No static at all in fascinating Gosfield premiere by JACK Quartet

Mon Dec 08, 2014 at 3:57 pm
Composer Annie Gosfield's "Signal Jamming and Random Interference" was premiered by the JACK Quartet Sunday at Roulette.

Composer Annie Gosfield’s “Signal Jamming and Random Interference” was premiered by the JACK Quartet Sunday at Roulette.

Annie Gosfield is an excellent composer—part of the generation that can mix high concept with immediate, visceral communication, without self-consciousness. She has written many fine pieces that come out of her interests, at times almost obsessive, in baseball, industrial machinery and, at Roulette Sunday night, radio signal jamming.

JACK Quartet played three pieces, two that developed out of Gosfield’s research at the American Academy in Berlin on signal jamming during WWII—broadcasting records of sine waves, people speaking, chaotic noise—against enemy transmissions. This is a little known, even secret, history of technology and radio, and has manifested itself in our era through such disparate experiences as hearing a vocoder used in pop music, or seeing the terrifying transmissions from the future in John Carpenter’s movie Prince of Darkness.

Sunday’s concert opened with Lighthearted and Heavyhanded, a string quartet from 2002, written before Gosfield’s current explorations. The lightheartedness has to do, Gosfield explained in her notes, with vertigo. The piece moves from an intriguing, meditative tenebrous quality to an inward mournfulness. The clarity and exactitude of the composing were an ideal fit for JACK, which plays with a full body of sound in even the wispiest harmonics, and has such exquisitely precise intonation that Gosfield’s tight, quarter-tone dissonances sounded as beautiful and natural as any perfect interval.

Second on the program was Long Waves and Random Pulses, a solo violin piece—played by Christopher Otto—from 2012. This was an abstraction of the experience of trying to tune in a radio program that someone else was trying to jam. The form and style are almost neo-romantic, through composed, with roots in both Bach and Bartók’s Sonata for Solo Violin.
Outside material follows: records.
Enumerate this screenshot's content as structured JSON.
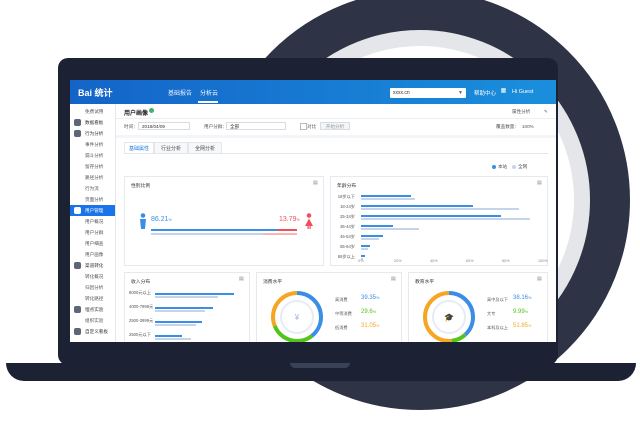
{
  "topbar": {
    "logo": "Bai 统计",
    "nav": [
      "基础报告",
      "分析云"
    ],
    "site_select": "xxxx.cn",
    "help": "帮助中心",
    "user": "Hi Guest"
  },
  "sidebar": {
    "items": [
      {
        "label": "免费试用",
        "group": false
      },
      {
        "label": "数据看板",
        "group": true
      },
      {
        "label": "行为分析",
        "group": true
      },
      {
        "label": "事件分析",
        "group": false
      },
      {
        "label": "漏斗分析",
        "group": false
      },
      {
        "label": "留存分析",
        "group": false
      },
      {
        "label": "路径分析",
        "group": false
      },
      {
        "label": "行为流",
        "group": false
      },
      {
        "label": "页面分析",
        "group": false
      },
      {
        "label": "用户管理",
        "group": true,
        "active": true
      },
      {
        "label": "用户概况",
        "group": false
      },
      {
        "label": "用户分群",
        "group": false
      },
      {
        "label": "用户细查",
        "group": false
      },
      {
        "label": "用户画像",
        "group": false
      },
      {
        "label": "渠道转化",
        "group": true
      },
      {
        "label": "转化概况",
        "group": false
      },
      {
        "label": "归因分析",
        "group": false
      },
      {
        "label": "转化路径",
        "group": false
      },
      {
        "label": "埋点实验",
        "group": true
      },
      {
        "label": "组织实验",
        "group": false
      },
      {
        "label": "自定义看板",
        "group": true
      }
    ]
  },
  "header": {
    "title": "用户画像",
    "link_export": "属性分析"
  },
  "filters": {
    "time_label": "时间：",
    "time_value": "2018/04/09",
    "attr_label": "用户分群：",
    "attr_value": "全部",
    "compare_label": "对比",
    "compare_btn": "开始分析",
    "coverage_label": "覆盖数量：",
    "coverage_value": "100%"
  },
  "tabs": [
    "基础属性",
    "行业分析",
    "全网分析"
  ],
  "legend": [
    "本站",
    "全网"
  ],
  "colors": {
    "primary": "#1a73e8",
    "site": "#3a8ee6",
    "network": "#c6d4ea",
    "female": "#f0505a",
    "green": "#52c41a",
    "orange": "#f5a623"
  },
  "gender": {
    "title": "性别比例",
    "male_pct": "86.21",
    "female_pct": "13.79",
    "unit": "%"
  },
  "age": {
    "title": "年龄分布",
    "labels": [
      "18岁以下",
      "18-24岁",
      "25-34岁",
      "35-44岁",
      "45-54岁",
      "55-64岁",
      "65岁以上"
    ],
    "site": [
      0.28,
      0.62,
      0.78,
      0.18,
      0.12,
      0.05,
      0.02
    ],
    "network": [
      0.3,
      0.88,
      0.94,
      0.32,
      0.1,
      0.04,
      0.01
    ],
    "ticks": [
      "0%",
      "20%",
      "40%",
      "60%",
      "80%",
      "100%"
    ]
  },
  "income": {
    "title": "收入分布",
    "labels": [
      "8000元以上",
      "4000-7999元",
      "2500-3999元",
      "2500元以下"
    ],
    "site": [
      0.88,
      0.64,
      0.52,
      0.3
    ],
    "network": [
      0.7,
      0.55,
      0.45,
      0.4
    ]
  },
  "consumption": {
    "title": "消费水平",
    "items": [
      {
        "label": "高消费",
        "value": "39.35",
        "color": "#3a8ee6"
      },
      {
        "label": "中等消费",
        "value": "29.6",
        "color": "#52c41a"
      },
      {
        "label": "低消费",
        "value": "31.05",
        "color": "#f5a623"
      }
    ],
    "unit": "%"
  },
  "education": {
    "title": "教育水平",
    "items": [
      {
        "label": "高中及以下",
        "value": "38.16",
        "color": "#3a8ee6"
      },
      {
        "label": "大专",
        "value": "9.99",
        "color": "#52c41a"
      },
      {
        "label": "本科及以上",
        "value": "51.85",
        "color": "#f5a623"
      }
    ],
    "unit": "%"
  }
}
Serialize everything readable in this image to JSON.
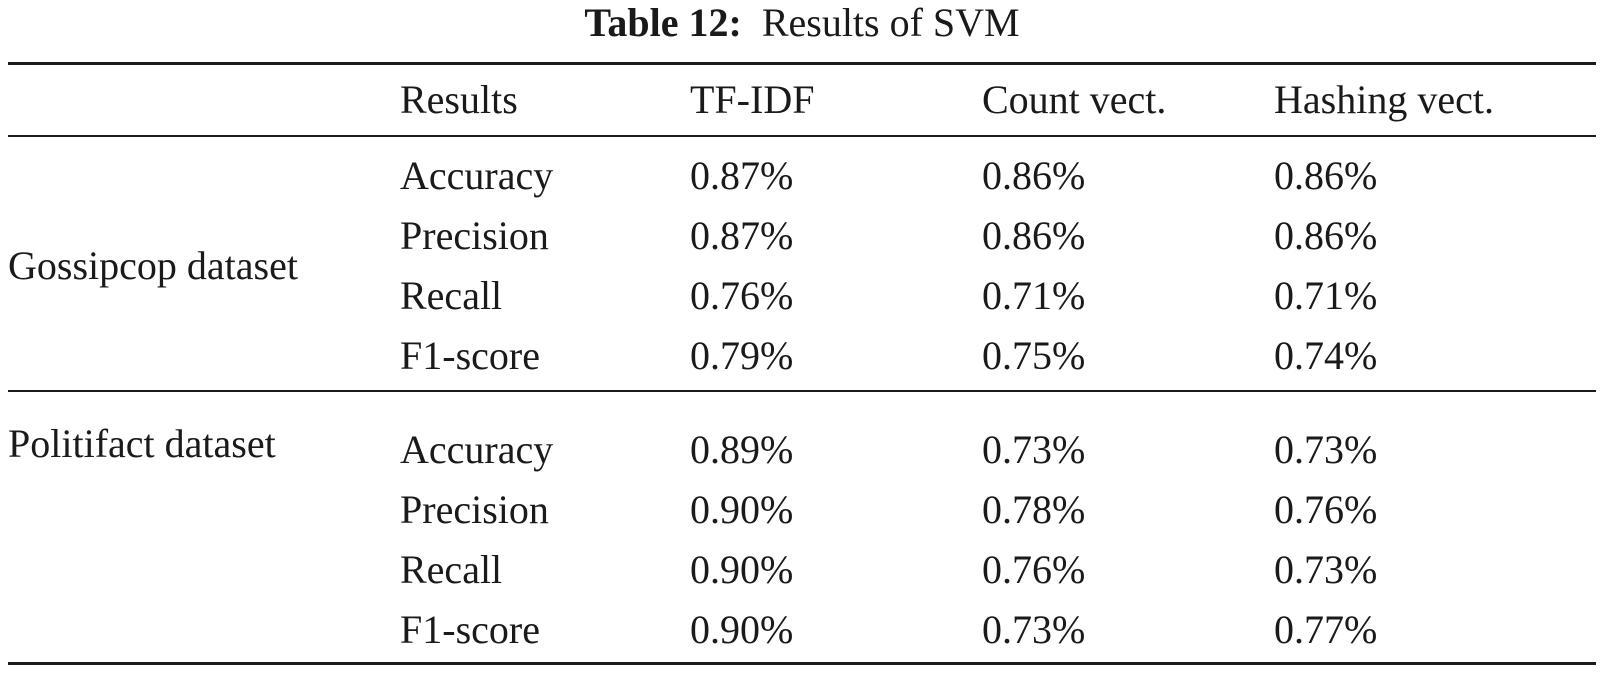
{
  "caption": {
    "label": "Table 12:",
    "text": "Results of SVM"
  },
  "table": {
    "headers": [
      "",
      "Results",
      "TF-IDF",
      "Count vect.",
      "Hashing vect."
    ],
    "groups": [
      {
        "name": "Gossipcop dataset",
        "rows": [
          [
            "Accuracy",
            "0.87%",
            "0.86%",
            "0.86%"
          ],
          [
            "Precision",
            "0.87%",
            "0.86%",
            "0.86%"
          ],
          [
            "Recall",
            "0.76%",
            "0.71%",
            "0.71%"
          ],
          [
            "F1-score",
            "0.79%",
            "0.75%",
            "0.74%"
          ]
        ]
      },
      {
        "name": "Politifact dataset",
        "rows": [
          [
            "Accuracy",
            "0.89%",
            "0.73%",
            "0.73%"
          ],
          [
            "Precision",
            "0.90%",
            "0.78%",
            "0.76%"
          ],
          [
            "Recall",
            "0.90%",
            "0.76%",
            "0.73%"
          ],
          [
            "F1-score",
            "0.90%",
            "0.73%",
            "0.77%"
          ]
        ]
      }
    ]
  }
}
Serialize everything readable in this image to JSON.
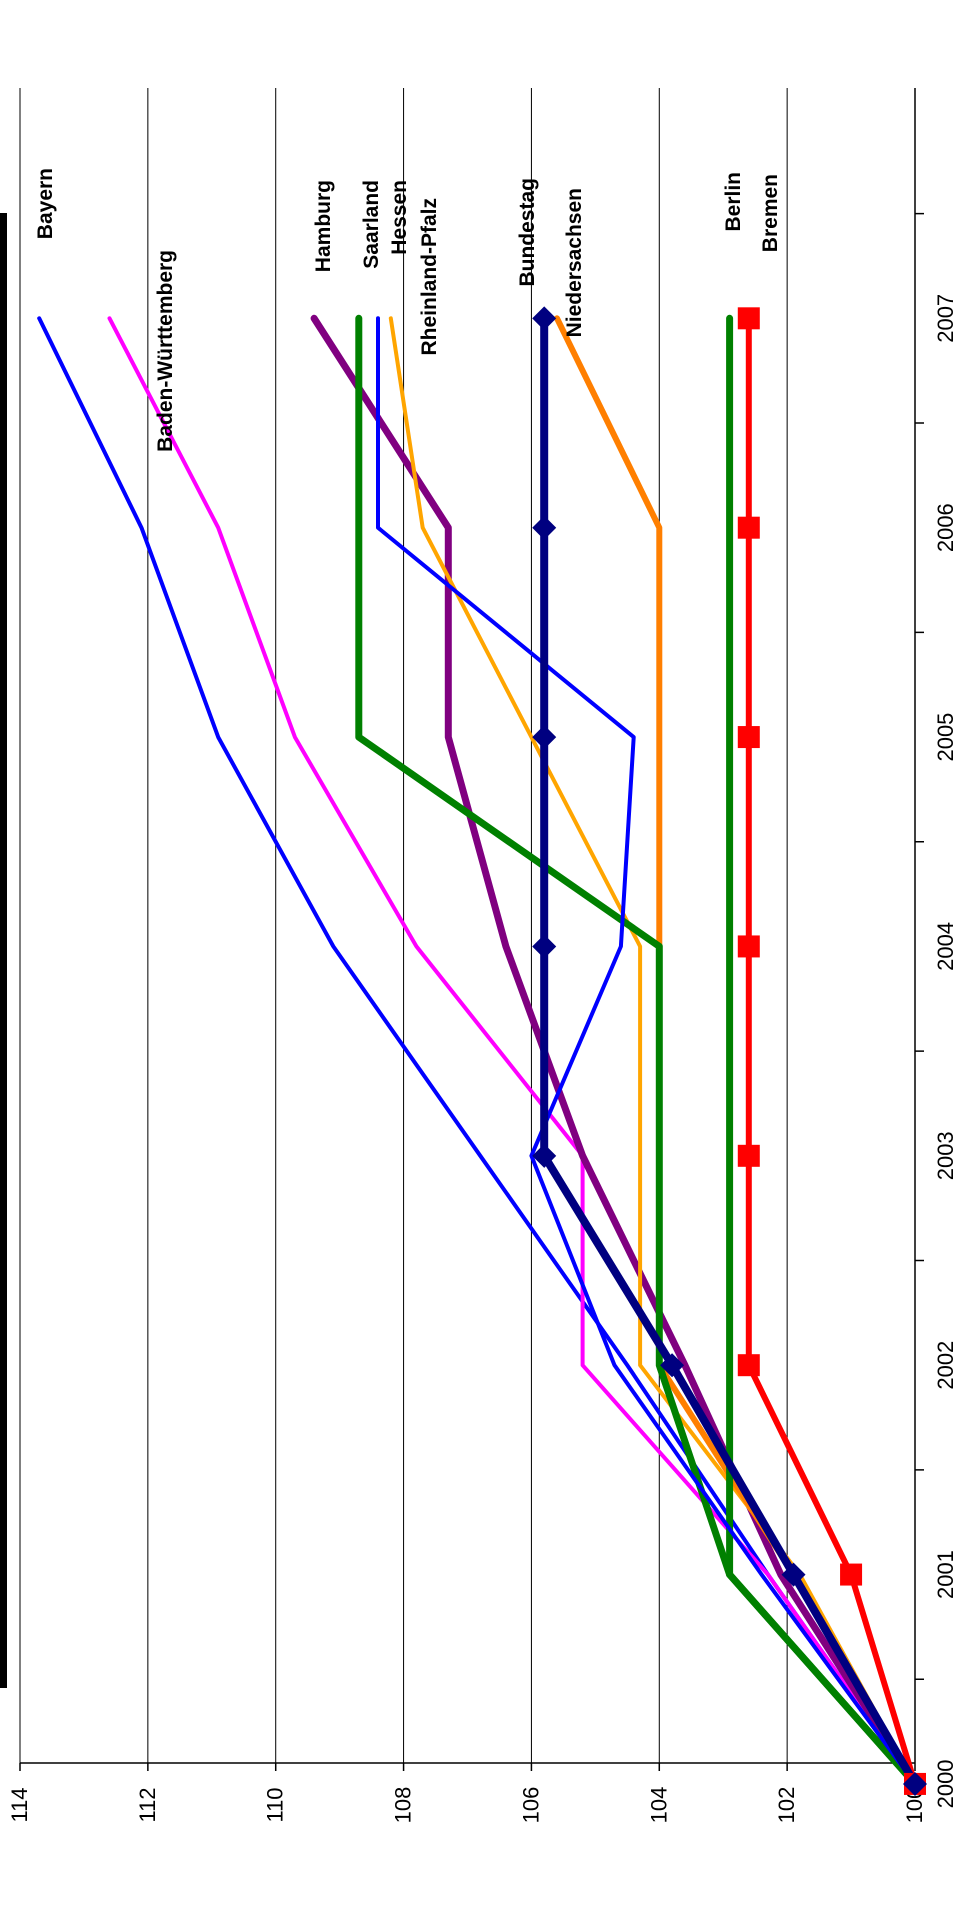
{
  "chart_data": {
    "type": "line",
    "title": "",
    "xlabel": "",
    "ylabel": "",
    "x": [
      2000,
      2001,
      2002,
      2003,
      2004,
      2005,
      2006,
      2007
    ],
    "x_tick_labels": [
      "2000",
      "2001",
      "2002",
      "2003",
      "2004",
      "2005",
      "2006",
      "2007"
    ],
    "ylim": [
      100,
      114
    ],
    "y_ticks": [
      100,
      102,
      104,
      106,
      108,
      110,
      112,
      114
    ],
    "y_tick_labels": [
      "100",
      "102",
      "104",
      "106",
      "108",
      "110",
      "112",
      "114"
    ],
    "grid": true,
    "orientation": "rotated 90 degrees clockwise",
    "series": [
      {
        "name": "Bayern",
        "color": "#0000ff",
        "values": [
          100,
          102.3,
          104.5,
          106.8,
          109.1,
          110.9,
          112.1,
          113.7
        ]
      },
      {
        "name": "Baden-Württemberg",
        "color": "#ff00ff",
        "values": [
          100,
          102.3,
          105.2,
          105.2,
          107.8,
          109.7,
          110.9,
          112.6
        ]
      },
      {
        "name": "Hamburg",
        "color": "#800080",
        "values": [
          100,
          102.1,
          103.6,
          105.2,
          106.4,
          107.3,
          107.3,
          109.4
        ]
      },
      {
        "name": "Saarland",
        "color": "#008000",
        "values": [
          100,
          102.9,
          104.0,
          104.0,
          104.0,
          108.7,
          108.7,
          108.7
        ]
      },
      {
        "name": "Hessen",
        "color": "#0000ff",
        "values": [
          100,
          102.4,
          104.7,
          106.0,
          104.6,
          104.4,
          108.4,
          108.4
        ]
      },
      {
        "name": "Rheinland-Pfalz",
        "color": "#ffa500",
        "values": [
          100,
          101.8,
          104.3,
          104.3,
          104.3,
          106.0,
          107.7,
          108.2
        ]
      },
      {
        "name": "Bundestag",
        "color": "#000080",
        "values": [
          100,
          101.9,
          103.8,
          105.8,
          105.8,
          105.8,
          105.8,
          105.8
        ]
      },
      {
        "name": "Niedersachsen",
        "color": "#ff7f00",
        "values": [
          100,
          101.9,
          104.0,
          104.0,
          104.0,
          104.0,
          104.0,
          105.6
        ]
      },
      {
        "name": "Berlin",
        "color": "#008000",
        "values": [
          100,
          102.9,
          102.9,
          102.9,
          102.9,
          102.9,
          102.9,
          102.9
        ]
      },
      {
        "name": "Bremen",
        "color": "#ff0000",
        "values": [
          100,
          101.0,
          102.6,
          102.6,
          102.6,
          102.6,
          102.6,
          102.6
        ]
      }
    ]
  }
}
Otto played long, fluid lines that eventually morphed into sul tasto bowing—even col legno tratto—and the effect is that of the clarity and meaning of the music being suppressed and demolished by an outside force, the noise attacking the signal. The music is so expressive and so interesting that hearing it, with Otto’s expert and emotionally involved playing, was like witnessing intellect and romance struggle against the indifferent malevolence of brute force and cynicism. Gosfield may not have consciously intended to stake out such fundamental ground, but the music does so regardless, especially give the context of the past weeks in America.

JACK Quartet. Photo: Justin Bernhaut

JACK Quartet. Photo: Justin Bernhaut

After intermission came the substantial—about forty-five minute—world premiere of Signal Jamming and Random Interference, for the quartet and audio that Gosfield controlled from a laptop and a mixer. This is a fascinating, obdurate work, with a mysterious, dark core. Gosfield explained how she originally meant to make a tape piece with the string quartet accompanying, but working with JACK’s ability to handle extended techniques, she transferred the sound of the signal jamming material to the instruments.

The result is a mix of astonishing sounds, including that of the bow being drawn across a practice mute, which produces something like breathing through a filter of white noise, and much intensely brittle pizzicato. The playing and composing managed to capture a real sense of beauty, all the while using techniques that strike the ear aggressively, and that seem to carry an inherent feel of the horrific conflict from which they arose.

The glassiest harmonics sounded uncannily like abstract radio signals, while the mix of tones, thumps, and distortion from the audio track had an eerie, otherworldly lifelessness, like an attack of intelligent machines. The score has a brief quote from Beethoven’s Op. 74, No. 1, “Harp” quartet, and the audio throws that snippet, with distortion, aggressively back at the musicians.

The intense physicality of the music makes it indomitable, and the clear sense of structure and form is an implicit argument for logic and determination against chaos. There are great, slowly churning cadences where the music digs itself in a half-step below, then pushes up with strength to the tonic, bowed and unbowed, and the tremendous industrial sound that JACK made at the end was a triumph for creation over the detritus of history.